Now that many schools nationwide have announced plans to hold in-person sessions this fall, questions have been raised about what’s next for students who spent much of the last year learning virtually during the COVID-19 pandemic.

Pamela Davis-Kean, a University of Michigan professor of psychology and research professor at the Institute for Social Research, studies the inequalities in educational opportunities and what that means for families, schools and children as the crisis is potentially increasing achievement gaps across the country.

Prior to the pandemic, students struggled in reading and science, but held steady with math proficiency when 4th and 8th graders were tested. What outcome do you expect a year from now when the analysis of the 2020-21 test scores becomes available?
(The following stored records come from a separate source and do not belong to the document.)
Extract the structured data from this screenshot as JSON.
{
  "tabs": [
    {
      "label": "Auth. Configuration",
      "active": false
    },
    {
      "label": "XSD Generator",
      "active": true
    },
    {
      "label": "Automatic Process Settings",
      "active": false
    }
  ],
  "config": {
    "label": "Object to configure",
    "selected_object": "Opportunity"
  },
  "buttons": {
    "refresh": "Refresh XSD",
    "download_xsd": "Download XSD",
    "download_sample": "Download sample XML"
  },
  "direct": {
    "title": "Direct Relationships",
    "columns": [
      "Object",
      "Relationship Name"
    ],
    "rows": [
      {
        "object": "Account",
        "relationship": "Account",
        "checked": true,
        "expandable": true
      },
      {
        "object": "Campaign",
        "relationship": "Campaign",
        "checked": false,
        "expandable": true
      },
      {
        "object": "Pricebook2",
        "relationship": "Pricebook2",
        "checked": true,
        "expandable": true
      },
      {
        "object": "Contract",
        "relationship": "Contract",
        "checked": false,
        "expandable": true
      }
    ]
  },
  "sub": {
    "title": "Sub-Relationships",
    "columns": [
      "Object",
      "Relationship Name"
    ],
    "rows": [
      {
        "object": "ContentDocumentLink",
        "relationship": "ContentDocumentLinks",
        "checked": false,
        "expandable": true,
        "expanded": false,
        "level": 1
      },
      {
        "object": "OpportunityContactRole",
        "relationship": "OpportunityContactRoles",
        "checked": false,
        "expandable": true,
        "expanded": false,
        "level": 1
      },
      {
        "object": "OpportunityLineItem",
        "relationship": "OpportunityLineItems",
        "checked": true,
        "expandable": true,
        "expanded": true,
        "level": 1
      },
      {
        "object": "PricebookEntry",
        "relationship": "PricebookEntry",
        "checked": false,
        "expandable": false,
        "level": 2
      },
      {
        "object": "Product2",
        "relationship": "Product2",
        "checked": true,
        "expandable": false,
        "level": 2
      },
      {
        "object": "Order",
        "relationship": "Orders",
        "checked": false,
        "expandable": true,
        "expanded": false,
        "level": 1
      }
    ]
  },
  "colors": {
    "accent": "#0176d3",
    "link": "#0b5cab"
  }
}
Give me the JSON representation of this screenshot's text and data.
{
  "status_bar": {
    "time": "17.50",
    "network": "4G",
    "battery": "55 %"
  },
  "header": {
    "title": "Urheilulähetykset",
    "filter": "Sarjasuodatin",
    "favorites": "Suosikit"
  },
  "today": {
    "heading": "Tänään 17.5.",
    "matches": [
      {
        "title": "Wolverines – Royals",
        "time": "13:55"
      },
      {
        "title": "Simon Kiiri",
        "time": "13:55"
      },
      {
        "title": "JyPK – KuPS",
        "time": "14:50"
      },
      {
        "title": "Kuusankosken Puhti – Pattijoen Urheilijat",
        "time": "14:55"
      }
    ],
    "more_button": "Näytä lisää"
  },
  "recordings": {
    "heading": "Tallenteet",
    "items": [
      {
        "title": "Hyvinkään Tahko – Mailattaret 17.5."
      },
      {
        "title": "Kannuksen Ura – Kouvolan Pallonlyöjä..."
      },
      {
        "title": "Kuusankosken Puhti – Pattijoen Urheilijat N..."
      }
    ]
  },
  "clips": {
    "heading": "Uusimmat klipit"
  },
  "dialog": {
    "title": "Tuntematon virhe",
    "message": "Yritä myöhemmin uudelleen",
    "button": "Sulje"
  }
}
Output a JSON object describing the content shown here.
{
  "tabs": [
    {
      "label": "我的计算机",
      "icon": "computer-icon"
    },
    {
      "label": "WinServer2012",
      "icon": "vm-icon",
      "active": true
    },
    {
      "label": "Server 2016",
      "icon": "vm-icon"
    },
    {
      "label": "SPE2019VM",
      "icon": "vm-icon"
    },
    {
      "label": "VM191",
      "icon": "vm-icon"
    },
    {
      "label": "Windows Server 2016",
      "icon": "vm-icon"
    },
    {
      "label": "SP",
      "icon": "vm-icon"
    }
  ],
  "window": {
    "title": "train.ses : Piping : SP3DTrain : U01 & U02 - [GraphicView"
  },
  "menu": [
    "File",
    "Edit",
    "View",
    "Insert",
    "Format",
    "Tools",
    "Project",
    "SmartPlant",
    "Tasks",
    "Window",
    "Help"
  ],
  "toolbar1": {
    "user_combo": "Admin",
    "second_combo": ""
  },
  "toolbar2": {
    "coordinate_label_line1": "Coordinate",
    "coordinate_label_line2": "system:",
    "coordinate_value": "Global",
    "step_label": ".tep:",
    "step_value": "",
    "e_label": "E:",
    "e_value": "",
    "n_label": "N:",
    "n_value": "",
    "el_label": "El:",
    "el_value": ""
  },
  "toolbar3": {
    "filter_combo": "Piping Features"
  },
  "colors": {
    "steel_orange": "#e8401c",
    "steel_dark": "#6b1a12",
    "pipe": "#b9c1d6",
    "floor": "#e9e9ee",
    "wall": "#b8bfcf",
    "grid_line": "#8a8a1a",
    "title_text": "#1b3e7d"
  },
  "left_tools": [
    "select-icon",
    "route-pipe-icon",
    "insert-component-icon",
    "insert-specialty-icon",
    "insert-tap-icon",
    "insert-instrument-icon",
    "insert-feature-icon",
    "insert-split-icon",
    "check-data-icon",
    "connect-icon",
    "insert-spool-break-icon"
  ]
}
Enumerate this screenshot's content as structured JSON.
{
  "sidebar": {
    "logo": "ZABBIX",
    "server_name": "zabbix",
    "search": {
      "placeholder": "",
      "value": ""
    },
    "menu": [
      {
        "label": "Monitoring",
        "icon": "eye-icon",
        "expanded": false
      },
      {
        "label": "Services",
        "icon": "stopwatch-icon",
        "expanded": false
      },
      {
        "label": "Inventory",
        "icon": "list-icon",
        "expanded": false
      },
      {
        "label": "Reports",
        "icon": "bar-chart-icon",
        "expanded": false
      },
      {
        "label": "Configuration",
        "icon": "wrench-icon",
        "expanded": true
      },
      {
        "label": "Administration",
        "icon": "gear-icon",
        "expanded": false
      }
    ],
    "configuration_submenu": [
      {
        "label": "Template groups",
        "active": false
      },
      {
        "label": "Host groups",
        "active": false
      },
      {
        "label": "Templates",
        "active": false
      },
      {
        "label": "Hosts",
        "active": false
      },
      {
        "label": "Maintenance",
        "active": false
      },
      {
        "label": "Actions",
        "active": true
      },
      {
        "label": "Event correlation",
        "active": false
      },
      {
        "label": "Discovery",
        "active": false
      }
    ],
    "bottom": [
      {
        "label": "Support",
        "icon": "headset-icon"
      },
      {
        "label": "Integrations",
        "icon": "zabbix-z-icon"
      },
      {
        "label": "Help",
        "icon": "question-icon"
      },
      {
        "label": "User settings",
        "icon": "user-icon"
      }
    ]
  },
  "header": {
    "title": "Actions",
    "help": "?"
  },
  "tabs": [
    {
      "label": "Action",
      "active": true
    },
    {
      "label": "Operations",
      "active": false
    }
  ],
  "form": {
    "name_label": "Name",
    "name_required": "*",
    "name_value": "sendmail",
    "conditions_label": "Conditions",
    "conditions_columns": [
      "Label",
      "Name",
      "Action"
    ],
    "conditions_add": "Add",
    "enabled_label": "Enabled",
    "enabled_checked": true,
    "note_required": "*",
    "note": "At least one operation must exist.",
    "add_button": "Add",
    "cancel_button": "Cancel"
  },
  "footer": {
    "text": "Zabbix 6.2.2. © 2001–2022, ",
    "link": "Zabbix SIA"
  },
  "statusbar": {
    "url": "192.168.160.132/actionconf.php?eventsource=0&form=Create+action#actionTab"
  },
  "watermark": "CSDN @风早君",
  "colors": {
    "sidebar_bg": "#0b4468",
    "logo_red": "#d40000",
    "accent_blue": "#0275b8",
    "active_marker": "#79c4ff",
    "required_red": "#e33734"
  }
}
We are already seeing issues in what is being projected by the NWEA (formerly known as Northwest Evaluation Association) which administers the MAP test across the country. They projected that reading achievement might hold steady but we were going to see a drop in math achievement. Unfortunately, their projections look to be pretty good because the data from the school year 2020-21 shows that most students are holding their own with reading achievement throughout the pandemic but that math scores are dropping in a very concerning way. They reason that parents were able to stimulate kids’ reading in the home environment, but that they could not necessarily keep up with math and that the remote schooling was not filling the gap.

Consistent with my research on the inequalities in parental educational attainment, parents with higher levels of education hold higher expectations for their children going to college and are providing resources and activities to keep them stimulated—reading to them, buying books, going to museums and libraries. Some parents don’t see this cognitive stimulation as the job of the parent and look to the schools to provide this, particularly with math. Other parents don’t have the time or resources to provide these activities or don’t feel confident in providing this, and that is why moving schooling to the home environment only increases the inequalities in education.

Schools help to reduce the inequalities related to socioeconomic differences by providing cognitive simulation, emotional support and training. For many families, providing what schools have been providing as a separate institution was not possible and remote schooling wasn’t filling the gap.